Iron is picked up in the state called Utundwe, or gangue, from the sides of low sandstone hills: in places the people dig pits from two to four feet deep, and, according to the Arabs, they find tears, nodules, and rounded lumps. The pisolithic iron, common in the maritime regions, is not worked. The mhesi or blacksmith’s art is still in its infancy. The iron-stone is carried to the smithy, an open shed, where the work is done: the smelting-furnace is a hole in the ground, filled with lighted charcoal, upon which the utundwe is placed, and, covered with another layer of fire, it is allowed to run through the fuel. The blast is produced by mafukutu (bellows): they are two roughly rounded troughs, about three inches deep by six in diameter, hewn out of a single bit of wood and prolonged into a pair of parallel branches, pierced for the passage of the wind through two apertures in the walls of the troughs. The troughs are covered with skin, to which are fixed two long projecting sticks for handles, which may be worked by a man sitting. A stone is placed upon the bellows for steadiness, and clay nozzles, or holcus-canes with a lateral hole, are fixed on to the branches to prevent them from charring. Sometimes as many as five pairs are worked at once, and great is the rapidity required to secure a continuous outdraught. Mr. Andersson (“Lake Ngami,” chap. xvi.) gives a sketch of a similar contrivance amongst the South Africans: the clay-tubes, however, are somewhat larger than those used in Unyamwezi by “blacksmiths at work.” The ore is melted and remelted several times, till pure; tempering and case-hardening are unknown, and it is stored for use by being cast in clay-moulds, or made up into hoes. The hammer and anvil are generally smooth stones. The principal articles of ironmongery are spears, assegais, and arrow-heads, battle-axes, hatchets, and adzes, knives and daggers, sickles and razors, rings and sambo, or wire circlets. The kinda is a large bell, hung by the ivory-porter to his tusk on the line of the march: the kengere or kiugi a smaller variety which he fastens to his legs. Pipes, with iron bowls and stems, are made by the more ingenious, and the smoker manufactures for himself small pincers or pliers which, curious to say, are unknown even by name to the more civilised people of Zanzibar.
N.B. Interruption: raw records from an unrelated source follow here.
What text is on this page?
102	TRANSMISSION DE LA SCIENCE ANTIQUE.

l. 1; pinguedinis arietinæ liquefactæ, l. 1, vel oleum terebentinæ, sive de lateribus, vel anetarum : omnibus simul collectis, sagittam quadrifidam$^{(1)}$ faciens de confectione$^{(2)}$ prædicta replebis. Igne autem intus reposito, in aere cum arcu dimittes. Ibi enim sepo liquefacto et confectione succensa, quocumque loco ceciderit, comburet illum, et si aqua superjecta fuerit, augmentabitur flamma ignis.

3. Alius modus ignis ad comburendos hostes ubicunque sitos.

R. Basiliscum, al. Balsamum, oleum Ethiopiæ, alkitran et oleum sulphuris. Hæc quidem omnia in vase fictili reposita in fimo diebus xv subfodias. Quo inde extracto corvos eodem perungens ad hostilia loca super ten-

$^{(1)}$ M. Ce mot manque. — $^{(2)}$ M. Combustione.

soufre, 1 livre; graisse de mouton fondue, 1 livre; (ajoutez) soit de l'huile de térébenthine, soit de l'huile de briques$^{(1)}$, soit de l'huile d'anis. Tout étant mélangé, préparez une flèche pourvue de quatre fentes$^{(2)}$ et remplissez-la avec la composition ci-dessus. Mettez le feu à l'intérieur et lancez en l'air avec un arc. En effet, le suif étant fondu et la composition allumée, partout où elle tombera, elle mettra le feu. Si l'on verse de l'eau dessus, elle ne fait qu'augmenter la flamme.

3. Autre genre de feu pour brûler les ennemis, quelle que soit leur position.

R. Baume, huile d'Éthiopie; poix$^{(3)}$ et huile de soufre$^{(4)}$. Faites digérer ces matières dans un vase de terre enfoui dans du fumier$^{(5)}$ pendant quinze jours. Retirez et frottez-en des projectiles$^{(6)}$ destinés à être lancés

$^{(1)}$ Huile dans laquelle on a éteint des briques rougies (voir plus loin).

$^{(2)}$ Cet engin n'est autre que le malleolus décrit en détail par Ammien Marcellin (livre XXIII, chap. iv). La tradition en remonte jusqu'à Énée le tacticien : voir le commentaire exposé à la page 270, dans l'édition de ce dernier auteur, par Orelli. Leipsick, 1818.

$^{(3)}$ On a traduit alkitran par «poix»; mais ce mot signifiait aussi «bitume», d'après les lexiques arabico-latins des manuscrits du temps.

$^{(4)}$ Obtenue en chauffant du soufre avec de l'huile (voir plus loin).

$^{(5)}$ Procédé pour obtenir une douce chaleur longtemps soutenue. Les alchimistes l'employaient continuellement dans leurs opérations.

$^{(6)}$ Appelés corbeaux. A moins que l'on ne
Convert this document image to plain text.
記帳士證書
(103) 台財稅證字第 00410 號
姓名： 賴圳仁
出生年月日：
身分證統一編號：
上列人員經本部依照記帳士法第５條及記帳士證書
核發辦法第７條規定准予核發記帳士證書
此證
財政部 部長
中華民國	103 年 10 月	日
Copper is not found upon this line in East Africa. From the country of the Kazembe, however, an excellent red and heavy, soft and bright variety, not unlike that of Japan, finds its way to Ujiji, and sometimes to the coast. It is sold in bars from one to two feet long. At Ujiji, where it is cheap, four to five pounds are procurable for two doti, there worth about four dollars. Native copper, therefore, is almost as expensive as that imported from Europe. It is used in making the rude and clumsy bangles affected by both sexes, sambo, and ornaments for the spear and bow, the staff and the knobkerry.